I don't know what generation you are, but for millenials, the 2008 crisis was a real doozy. Anecdotally, only maybe 20-30% of my cohort found stable, well paying full-time jobs in the 10-12 years since that recession.
Many of them put their life plans on hold due to not being able afford things that a family generally requires.
So the "future" is already here. And has been for about a decade.
As an aside, this unethical practice in the media irks me. It's really despicable for the Washington Post to write a headline from the perspective of the CEO, which the CEO never said themselves.
Does anyone know of any good non-partisan orgs that attempt to quantify and track these unethical practices across the media landscape?
Some groups like NYT have retired the term 'Op-Ed' name in favor of something like Guest Essays as it better conveys the intention of the submission: https://www.nytimes.com/2021/04/26/opinion/nyt-opinion-oped-...
It's also important to note that local papers may print what is provided vs editing for spelling/grammar or even fact checking a submission. Larger publishers who by simply printing it add weight to the original may exercise a higher degree of involvement. For a look at the NYT process when you submit a piece: https://www.nytimes.com/2013/10/14/opinion/op-ed-and-you.htm...
Anecdotal, but every letter I remember I or my family wrote to the local paper was edited in some fashion, most often for length. Short articles were the least touched, if at all, as they had the least content to make fit on a page of newsprint. I think it's also near impossible to get a non-partisan source either simply because that term is applied to basic human decency these days like how it's apparently partisan to wear a mask.
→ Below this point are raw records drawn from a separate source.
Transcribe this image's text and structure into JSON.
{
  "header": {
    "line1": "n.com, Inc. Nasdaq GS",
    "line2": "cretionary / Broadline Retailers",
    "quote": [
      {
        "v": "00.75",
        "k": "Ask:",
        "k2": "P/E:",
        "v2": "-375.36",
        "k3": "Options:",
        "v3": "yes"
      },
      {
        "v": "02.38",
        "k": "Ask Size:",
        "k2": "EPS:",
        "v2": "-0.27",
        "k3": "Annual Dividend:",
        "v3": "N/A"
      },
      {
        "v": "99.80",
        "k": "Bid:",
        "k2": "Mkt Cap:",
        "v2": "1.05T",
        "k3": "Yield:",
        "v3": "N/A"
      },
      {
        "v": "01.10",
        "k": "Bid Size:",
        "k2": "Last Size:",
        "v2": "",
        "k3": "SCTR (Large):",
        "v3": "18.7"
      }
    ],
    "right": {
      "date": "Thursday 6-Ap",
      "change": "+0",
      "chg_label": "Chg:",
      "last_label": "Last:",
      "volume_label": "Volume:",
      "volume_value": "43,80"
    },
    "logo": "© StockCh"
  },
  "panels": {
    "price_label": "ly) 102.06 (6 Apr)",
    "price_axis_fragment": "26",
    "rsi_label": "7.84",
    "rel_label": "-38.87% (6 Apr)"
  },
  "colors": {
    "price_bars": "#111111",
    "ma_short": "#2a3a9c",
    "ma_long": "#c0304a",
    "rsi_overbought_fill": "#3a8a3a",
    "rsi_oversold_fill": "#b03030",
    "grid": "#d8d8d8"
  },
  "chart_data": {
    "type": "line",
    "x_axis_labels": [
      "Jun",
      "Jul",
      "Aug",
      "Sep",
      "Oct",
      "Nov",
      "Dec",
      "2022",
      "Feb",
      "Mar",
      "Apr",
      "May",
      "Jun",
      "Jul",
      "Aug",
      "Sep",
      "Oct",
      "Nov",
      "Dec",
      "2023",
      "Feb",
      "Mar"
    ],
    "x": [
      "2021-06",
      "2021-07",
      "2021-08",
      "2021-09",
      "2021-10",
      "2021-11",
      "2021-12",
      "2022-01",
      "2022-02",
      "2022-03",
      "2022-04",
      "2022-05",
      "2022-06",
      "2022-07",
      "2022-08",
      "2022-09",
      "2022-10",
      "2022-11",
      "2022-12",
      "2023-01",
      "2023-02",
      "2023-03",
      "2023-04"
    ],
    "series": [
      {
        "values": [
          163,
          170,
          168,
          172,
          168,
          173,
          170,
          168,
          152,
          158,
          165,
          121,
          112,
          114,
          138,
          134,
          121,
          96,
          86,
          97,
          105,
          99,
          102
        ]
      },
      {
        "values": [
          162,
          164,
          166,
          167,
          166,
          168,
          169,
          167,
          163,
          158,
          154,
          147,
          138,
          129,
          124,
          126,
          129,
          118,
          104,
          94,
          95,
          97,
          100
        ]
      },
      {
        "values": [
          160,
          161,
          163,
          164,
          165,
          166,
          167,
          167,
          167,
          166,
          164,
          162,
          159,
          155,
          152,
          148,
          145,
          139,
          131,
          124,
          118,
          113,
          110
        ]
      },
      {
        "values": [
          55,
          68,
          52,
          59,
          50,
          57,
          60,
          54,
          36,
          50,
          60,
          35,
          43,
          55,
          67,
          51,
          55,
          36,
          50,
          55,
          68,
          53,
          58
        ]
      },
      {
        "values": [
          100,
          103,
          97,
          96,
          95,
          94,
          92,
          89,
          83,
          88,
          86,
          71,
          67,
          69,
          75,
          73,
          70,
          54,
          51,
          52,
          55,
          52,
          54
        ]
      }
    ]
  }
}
Why are executives, regardless of industry, digging in and going to such great lengths to insist that physical presence in a purpose-built office building is the only possible way to work?
>The true issue at hand is not, ultimately, where we will work, but how we will work. Remote work forces you to change the how. It is not a cure for shitty management or a bad business model or a bad product. It is merely an organizing principle — it forces you to the hard work of listening to and trusting employees. It pushes executives to build a culture with intention and long-term vision. >If history is any guide, the business case for remote work HAS been made.
Management is increasingly becoming irrelevant. The fear of being irrelevant will drive all sort of drama as work forces returning to office.
I really can't tell, but the meat of the difference is that the warning would be about what other people will do, not himself. (So it makes sense to publish a warning on the media, but it makes much less rational sense to publish a threat. But there's no reason to be sure he is acting rationally.)
Anyway, it's a very narcissistic comment. CEOs will do what the competition for labor allows them to do, the ones that do anything more will fail. There's a huge and complex society deciding those factors, he (or the ones he is warning about) does not get to choose.
This article is just another typical example of the parasitic administrator class devaluing the people that do real work.